Guide 4 min read

How to write a CV that actually gets interviews in South Africa

Most SA CVs are still templated, wordy, and generic. Here's how to write one that gets read.

Jean Niho 2

Jean Niho 2

26 February 2026

Hiring managers spend under 30 seconds on a CV on the first pass. Your CV has one job: survive that 30 seconds. Here's how to write it so it does.

What recruiters actually look at first

  1. Your name and what role you're applying for (at the top).
  2. Your most recent job title and company.
  3. How long you've been there.
  4. Your education.
  5. If all of that looks right, then they read the bullets.

Your job is to make those first 4 points scannable in 5 seconds.

The structure that works

Header (top of page, 3–4 lines)

Name: [Your Name]
Email: you@example.com
Phone: +27 ...
Location: [City, Province]
LinkedIn: linkedin.com/in/you

Skip the photo. Skip the ID number. Skip date of birth. They open you up to discrimination and aren't required by law to share.

One-line summary (optional but helpful)

"Software engineer, 5 years, backend (Python/Go). Looking for fintech or health-tech role, Cape Town or remote."

Experience (most space)

Most recent job first. For each role:

Senior Developer — Company Name
March 2022 – present · Cape Town (hybrid)

- Led migration of legacy PHP monolith to Node microservices serving 1.2M users.
- Reduced p95 API latency from 800ms to 180ms through caching and query rewrite.
- Mentored 2 juniors; both promoted within 18 months.

Education

Qualification, institution, year. Matric / NSC if you don't have a degree. Certifications below if relevant.

Skills

Short. Grouped. "Python, Django, PostgreSQL, AWS, Docker." Not "hard-working, team player, passionate about excellence" — those are filler.

Bullet points that actually work

Bad:

"Responsible for the development of various features on the website."

Better:

"Built and shipped 8 features on the customer dashboard, including the top-rated self-service refund flow."

Best:

"Built self-service refund flow used by 40K customers monthly; reduced refund-related support tickets by 62%."

The formula

  • Verb (built, shipped, led, reduced, grew)
  • What you did (self-service refund flow)
  • Result with a number (62% reduction in tickets)

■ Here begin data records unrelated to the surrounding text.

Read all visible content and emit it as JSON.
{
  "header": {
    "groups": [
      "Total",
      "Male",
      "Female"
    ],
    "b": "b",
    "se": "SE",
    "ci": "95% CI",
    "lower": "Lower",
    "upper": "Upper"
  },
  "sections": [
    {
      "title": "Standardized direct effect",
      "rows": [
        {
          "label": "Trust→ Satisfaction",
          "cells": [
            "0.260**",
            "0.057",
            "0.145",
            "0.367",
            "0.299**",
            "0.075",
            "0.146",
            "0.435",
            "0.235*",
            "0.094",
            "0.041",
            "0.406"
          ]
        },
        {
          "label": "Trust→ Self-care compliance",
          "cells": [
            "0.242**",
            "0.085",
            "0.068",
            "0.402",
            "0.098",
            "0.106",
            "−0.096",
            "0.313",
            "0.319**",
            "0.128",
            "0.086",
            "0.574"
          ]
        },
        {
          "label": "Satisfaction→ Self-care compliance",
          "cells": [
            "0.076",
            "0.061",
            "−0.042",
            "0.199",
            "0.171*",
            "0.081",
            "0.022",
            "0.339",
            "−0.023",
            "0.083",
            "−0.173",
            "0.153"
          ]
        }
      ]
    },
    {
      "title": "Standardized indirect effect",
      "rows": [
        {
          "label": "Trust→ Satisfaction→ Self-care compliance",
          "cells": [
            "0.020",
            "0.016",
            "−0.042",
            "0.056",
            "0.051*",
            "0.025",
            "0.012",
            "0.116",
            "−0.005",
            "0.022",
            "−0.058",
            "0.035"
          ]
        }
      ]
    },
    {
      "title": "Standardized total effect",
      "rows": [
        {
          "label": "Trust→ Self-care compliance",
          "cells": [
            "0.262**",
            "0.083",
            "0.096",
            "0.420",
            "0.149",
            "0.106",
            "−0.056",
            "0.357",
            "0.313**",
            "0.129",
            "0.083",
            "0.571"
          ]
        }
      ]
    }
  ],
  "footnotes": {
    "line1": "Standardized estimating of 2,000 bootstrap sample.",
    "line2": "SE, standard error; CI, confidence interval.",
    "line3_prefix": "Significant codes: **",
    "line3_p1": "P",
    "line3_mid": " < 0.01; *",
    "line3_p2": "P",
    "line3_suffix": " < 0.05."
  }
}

Numbers don't have to be financial — time saved, users affected, incidents reduced, conversion lifted. Be honest; no one cares about a 0.01% improvement.

What to cut

  • "References available on request" — assumed.
  • "Excellent communication skills" — everyone says this; show it by writing well.
  • Every job older than 10 years (unless deeply relevant).
  • Temporary jobs from high school.
  • The "Hobbies" section, unless one is directly relevant (e.g. you play chess competitively and you're applying to a strategy role).
  • Essay-length job descriptions. Never more than 5 bullets per role.

Length

Experienced professionals: 1–2 pages. More than 2 only if you're very senior, with good reason.

Students / recent graduates: 1 page. Focus on projects, internships, clubs, and academic results.

Career changers: 1 page emphasising transferable skills with a strong personal summary at the top.

Tailoring to each job

Do NOT send the exact same CV to 40 jobs. Do:

  • Tweak the summary line per application.
  • Reorder bullets to front-load the most relevant work.
  • Match some language to the job description (keywords help ATS filters).

You don't need 40 completely different CVs. You need 1 solid CV you tweak 5% for each application.

ATS (Applicant Tracking Systems) reality

Most SA corporates use ATS software that parses your CV before a human sees it. To survive:

  • Use simple formatting — no tables, no columns, no text boxes.
  • Submit in PDF — Word is fine too but PDF preserves layout.
  • Use standard section headings ("Experience", "Education").
  • Include keywords from the job ad naturally in your bullets.
  • Don't name your file "CV.pdf" — name it "Yourname-CV.pdf".

The cover letter question

If it's optional, write a 3-paragraph one anyway for jobs you really want:

  1. Paragraph 1: Role + why you're a great fit in 2 sentences.
  2. Paragraph 2: Top 2 relevant achievements from your CV.
  3. Paragraph 3: Why this specific company (one genuine reason).

Keep it under 250 words. No "Dear Sir/Madam" — find the hiring manager's name on LinkedIn.

Before you send

  • Read every line aloud — if you stumble, rewrite.
  • Spellcheck. Then have someone else spellcheck.
  • Make sure your phone number has country code.
  • Make sure the email in the header is the email you actually check.
  • Test the LinkedIn URL works.

A clean, short, specific CV wins over a fancy, long, generic one every time.